Most gidrosalpinksa diagnosed when examining patients with infertility.If the patient has a healthy tube pregnancy may then existing hydrosalpinx during pregnancy indicates the presence of infection and requires observation and to eliminate it can be after the birth.In the case of aggravation of chronic salpingitis hydrosalpinx during pregnancy has symptoms similar to those in non-pregnant.

leading role in the diagnosis of hydrosalpinx belongs to instrumental methods of examination.Ultrasound hydrosalpinx is defined as a thin-walled formation of irregular hypoechoic or anechoic filled contents.From cyst his own distinguished presence of a thick capsule.The cavity can detect hydrosalpinx walls and the pipe itself during the inflammatory process looks thickened and deformed.However, ultrasound is not always able to reliably determine the nature of the pathological changes in the fallopian tubes, particularly if gidosalpinksa small size and its contents badly rendered.
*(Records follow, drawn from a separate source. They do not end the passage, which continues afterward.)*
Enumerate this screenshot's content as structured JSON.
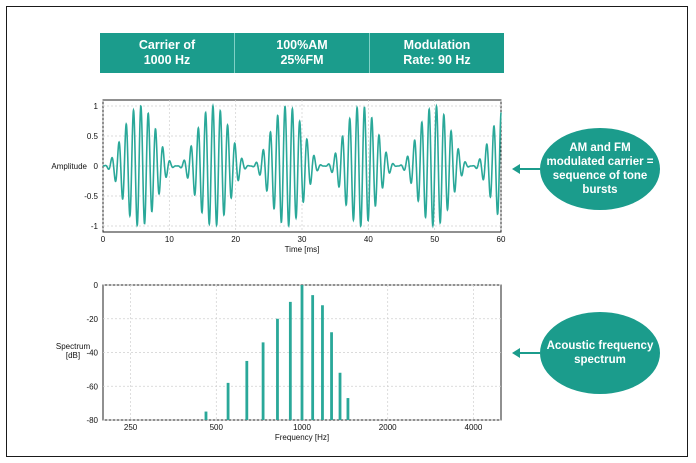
{
  "banner": {
    "cells": [
      {
        "line1": "Carrier of",
        "line2": "1000 Hz"
      },
      {
        "line1": "100%AM",
        "line2": "25%FM"
      },
      {
        "line1": "Modulation",
        "line2": "Rate: 90 Hz"
      }
    ]
  },
  "callouts": {
    "top": [
      "AM and FM",
      "modulated carrier =",
      "sequence of tone",
      "bursts"
    ],
    "bottom": [
      "Acoustic frequency",
      "spectrum"
    ]
  },
  "colors": {
    "accent": "#1b9c8c",
    "trace": "#2aa899"
  },
  "chart_data": [
    {
      "type": "line",
      "ylabel": "Amplitude",
      "xlabel": "Time [ms]",
      "xlim": [
        0,
        60
      ],
      "ylim": [
        -1.1,
        1.1
      ],
      "xticks": [
        0,
        10,
        20,
        30,
        40,
        50,
        60
      ],
      "yticks": [
        1,
        0.5,
        0,
        -0.5,
        -1
      ],
      "ytick_labels": [
        "1",
        "0.5",
        "0",
        "-0.5",
        "-1"
      ],
      "grid": true,
      "signal": {
        "carrier_hz": 1000,
        "modulation_rate_hz": 90,
        "am_percent": 100,
        "fm_percent": 25
      }
    },
    {
      "type": "bar",
      "ylabel": "Spectrum [dB]",
      "xlabel": "Frequency [Hz]",
      "x_scale": "log",
      "xlim": [
        200,
        5000
      ],
      "ylim": [
        -80,
        0
      ],
      "xticks": [
        250,
        500,
        1000,
        2000,
        4000
      ],
      "yticks": [
        0,
        -20,
        -40,
        -60,
        -80
      ],
      "grid": true,
      "x": [
        460,
        550,
        640,
        730,
        820,
        910,
        1000,
        1090,
        1180,
        1270,
        1360,
        1450
      ],
      "values": [
        -75,
        -58,
        -45,
        -34,
        -20,
        -10,
        0,
        -6,
        -12,
        -28,
        -52,
        -67
      ]
    }
  ]
}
more informative method of diagnostics of anatomical abnormalities in the tubes of the uterus is salpingography in which the uterus and fallopian tubes injected contrast fluid, and then carried out X-ray examination.Contrast fills the cavity of the fallopian tubes and reveals all the inside defects.With this survey we can determine how much fallopian tube is passable, and to assess the chances of the patient's pregnancy.Typically, if administered contrast appears in the pelvic cavity, this means that he was able to pass through the tube that is - uterine tube is passable.In the case of pipe blockage, contrast accumulates in ampullar department.
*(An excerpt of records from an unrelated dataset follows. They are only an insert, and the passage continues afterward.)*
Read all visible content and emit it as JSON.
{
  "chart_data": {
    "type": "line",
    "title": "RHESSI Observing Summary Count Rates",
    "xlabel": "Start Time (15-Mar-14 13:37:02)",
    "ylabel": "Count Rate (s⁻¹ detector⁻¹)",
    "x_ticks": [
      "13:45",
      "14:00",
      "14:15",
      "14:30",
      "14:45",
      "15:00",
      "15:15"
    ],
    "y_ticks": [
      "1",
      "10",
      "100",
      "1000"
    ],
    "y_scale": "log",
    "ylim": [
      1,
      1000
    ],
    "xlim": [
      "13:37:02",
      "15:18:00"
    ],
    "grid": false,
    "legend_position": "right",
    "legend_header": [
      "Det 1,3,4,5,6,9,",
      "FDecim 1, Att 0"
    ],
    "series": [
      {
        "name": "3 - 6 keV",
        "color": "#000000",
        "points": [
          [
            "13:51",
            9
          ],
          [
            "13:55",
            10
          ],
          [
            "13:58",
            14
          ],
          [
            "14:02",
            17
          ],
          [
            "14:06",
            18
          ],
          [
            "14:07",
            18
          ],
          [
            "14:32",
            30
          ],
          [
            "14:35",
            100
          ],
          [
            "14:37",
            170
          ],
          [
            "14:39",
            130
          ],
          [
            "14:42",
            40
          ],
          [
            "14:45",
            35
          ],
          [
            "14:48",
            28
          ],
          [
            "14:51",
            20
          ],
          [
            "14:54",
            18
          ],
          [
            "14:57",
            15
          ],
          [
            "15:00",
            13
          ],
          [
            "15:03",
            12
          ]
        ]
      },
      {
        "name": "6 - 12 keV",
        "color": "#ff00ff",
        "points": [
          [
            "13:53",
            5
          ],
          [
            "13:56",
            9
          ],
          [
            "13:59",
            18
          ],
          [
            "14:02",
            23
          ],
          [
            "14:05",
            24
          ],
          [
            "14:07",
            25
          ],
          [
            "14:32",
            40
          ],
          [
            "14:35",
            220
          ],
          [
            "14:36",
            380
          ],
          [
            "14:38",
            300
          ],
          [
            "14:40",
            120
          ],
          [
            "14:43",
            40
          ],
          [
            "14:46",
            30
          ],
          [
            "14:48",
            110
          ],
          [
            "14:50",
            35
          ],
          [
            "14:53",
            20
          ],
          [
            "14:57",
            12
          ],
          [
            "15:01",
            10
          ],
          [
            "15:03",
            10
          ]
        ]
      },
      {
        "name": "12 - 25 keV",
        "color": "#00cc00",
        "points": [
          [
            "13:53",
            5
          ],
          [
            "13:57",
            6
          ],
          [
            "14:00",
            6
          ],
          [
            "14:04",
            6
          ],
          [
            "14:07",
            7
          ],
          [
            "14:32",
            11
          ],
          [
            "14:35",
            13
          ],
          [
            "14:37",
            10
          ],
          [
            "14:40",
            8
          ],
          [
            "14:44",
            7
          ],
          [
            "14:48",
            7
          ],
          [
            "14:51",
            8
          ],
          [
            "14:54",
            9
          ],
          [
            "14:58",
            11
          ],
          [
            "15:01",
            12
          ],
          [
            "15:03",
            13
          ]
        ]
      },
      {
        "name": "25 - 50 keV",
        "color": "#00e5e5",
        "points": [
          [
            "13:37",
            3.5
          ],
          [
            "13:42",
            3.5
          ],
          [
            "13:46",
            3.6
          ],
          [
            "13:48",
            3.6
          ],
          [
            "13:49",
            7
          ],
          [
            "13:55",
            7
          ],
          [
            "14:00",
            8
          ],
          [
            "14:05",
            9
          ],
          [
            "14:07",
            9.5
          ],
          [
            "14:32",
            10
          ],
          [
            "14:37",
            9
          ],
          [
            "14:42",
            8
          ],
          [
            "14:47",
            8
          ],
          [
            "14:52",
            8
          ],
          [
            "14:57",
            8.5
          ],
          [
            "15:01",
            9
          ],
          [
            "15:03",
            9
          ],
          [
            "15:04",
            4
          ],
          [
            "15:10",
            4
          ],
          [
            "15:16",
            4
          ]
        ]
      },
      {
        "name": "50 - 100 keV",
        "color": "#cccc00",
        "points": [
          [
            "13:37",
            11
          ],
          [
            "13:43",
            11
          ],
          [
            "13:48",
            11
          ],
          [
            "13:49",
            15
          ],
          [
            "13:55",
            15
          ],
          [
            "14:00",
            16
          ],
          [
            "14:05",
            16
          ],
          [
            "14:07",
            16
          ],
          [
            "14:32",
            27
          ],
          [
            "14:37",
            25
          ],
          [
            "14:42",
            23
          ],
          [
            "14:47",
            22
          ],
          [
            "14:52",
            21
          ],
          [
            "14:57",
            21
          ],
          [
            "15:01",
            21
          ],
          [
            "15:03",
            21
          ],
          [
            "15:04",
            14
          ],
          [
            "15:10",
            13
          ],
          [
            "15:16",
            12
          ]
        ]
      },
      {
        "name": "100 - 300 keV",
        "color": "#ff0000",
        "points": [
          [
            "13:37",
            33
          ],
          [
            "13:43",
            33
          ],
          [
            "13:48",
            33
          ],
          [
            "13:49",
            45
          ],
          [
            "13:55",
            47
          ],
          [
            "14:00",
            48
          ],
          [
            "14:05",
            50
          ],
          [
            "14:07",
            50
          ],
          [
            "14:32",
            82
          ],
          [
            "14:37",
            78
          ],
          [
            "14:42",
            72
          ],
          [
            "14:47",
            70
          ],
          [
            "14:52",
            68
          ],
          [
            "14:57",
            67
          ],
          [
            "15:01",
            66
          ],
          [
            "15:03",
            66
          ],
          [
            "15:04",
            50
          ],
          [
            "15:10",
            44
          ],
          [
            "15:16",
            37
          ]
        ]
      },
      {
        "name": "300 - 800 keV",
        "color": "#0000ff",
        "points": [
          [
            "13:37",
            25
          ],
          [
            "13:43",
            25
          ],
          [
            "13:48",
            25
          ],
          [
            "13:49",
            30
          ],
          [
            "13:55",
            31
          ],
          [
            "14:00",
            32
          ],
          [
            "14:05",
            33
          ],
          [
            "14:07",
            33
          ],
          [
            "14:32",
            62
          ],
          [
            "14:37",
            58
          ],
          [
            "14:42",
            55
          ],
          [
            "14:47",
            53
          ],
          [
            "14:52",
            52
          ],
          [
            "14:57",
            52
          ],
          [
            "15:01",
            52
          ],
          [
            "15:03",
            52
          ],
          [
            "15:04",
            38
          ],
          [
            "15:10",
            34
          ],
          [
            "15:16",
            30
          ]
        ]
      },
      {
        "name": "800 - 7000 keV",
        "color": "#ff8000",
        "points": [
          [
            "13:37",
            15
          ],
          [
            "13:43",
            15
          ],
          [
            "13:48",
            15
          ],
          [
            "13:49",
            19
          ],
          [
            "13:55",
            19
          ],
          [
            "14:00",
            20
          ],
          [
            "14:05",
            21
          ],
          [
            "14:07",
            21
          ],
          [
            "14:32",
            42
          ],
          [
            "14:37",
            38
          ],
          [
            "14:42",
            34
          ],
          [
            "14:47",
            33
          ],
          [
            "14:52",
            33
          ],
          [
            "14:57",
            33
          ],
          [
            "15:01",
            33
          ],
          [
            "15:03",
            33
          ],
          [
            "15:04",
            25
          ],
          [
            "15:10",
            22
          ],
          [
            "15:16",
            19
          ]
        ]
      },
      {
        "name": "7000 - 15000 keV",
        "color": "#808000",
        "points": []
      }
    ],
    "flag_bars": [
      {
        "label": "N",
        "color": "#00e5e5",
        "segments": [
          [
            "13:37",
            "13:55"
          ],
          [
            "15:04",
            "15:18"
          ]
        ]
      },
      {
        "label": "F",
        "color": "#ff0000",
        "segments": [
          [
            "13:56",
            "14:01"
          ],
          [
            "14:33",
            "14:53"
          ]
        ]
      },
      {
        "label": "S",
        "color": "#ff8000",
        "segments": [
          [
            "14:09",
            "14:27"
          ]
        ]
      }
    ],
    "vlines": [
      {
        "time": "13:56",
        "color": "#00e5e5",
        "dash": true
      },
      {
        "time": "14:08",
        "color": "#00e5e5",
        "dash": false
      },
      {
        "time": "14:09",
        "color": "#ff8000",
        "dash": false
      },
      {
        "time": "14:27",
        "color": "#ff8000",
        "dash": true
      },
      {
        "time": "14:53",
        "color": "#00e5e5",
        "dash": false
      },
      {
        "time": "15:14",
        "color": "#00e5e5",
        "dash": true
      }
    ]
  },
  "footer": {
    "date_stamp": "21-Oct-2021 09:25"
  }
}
Unlike all other methods of diagnosing hydrosalpinx, absolute confidence in the diagnosis can only provide diagnostic laparoscopy.In that case, if you want to delete and restore hydrosalpinx tubal patency, laparoscopy becomes therapeutic and diagnostic procedures.


hydrosalpinx hydrosalpinx treatment without surgery is almost impossible.The treatment program includes two phases.

The first step is:

- to establish the source of infection and to determine the appropriate antimicrobial to eliminate it.

- to determine the nature of structural defects in the affected pipe (one or both);

- find out how far spread the inflammatory process, if there is evidence of inflammation in the ovaries or pelvic cavity;

- identify related infectious and inflammatory changes in the vagina, uterus and cervix;

- dishormonal available to diagnose the disorder.

complex therapeutic measures in the first phase of therapy gidrosalpinksa includes antibacterial, anti-inflammatory therapy and physiotherapy.Most often, the first phase is a preparatory treatment, and after the surgery is performed to remove the hydrosalpinx laparoscopically.

Sometimes patients try about treatment without surgery gidrosalpinksa yourself using randomly selected antibacterial agents, or use the recipes of traditional medicine.This practice does not bring the proper use or leads to an imaginary recovery when symptoms persist, a chronic process continues to progress, and can lead to rupture of the fallopian tube.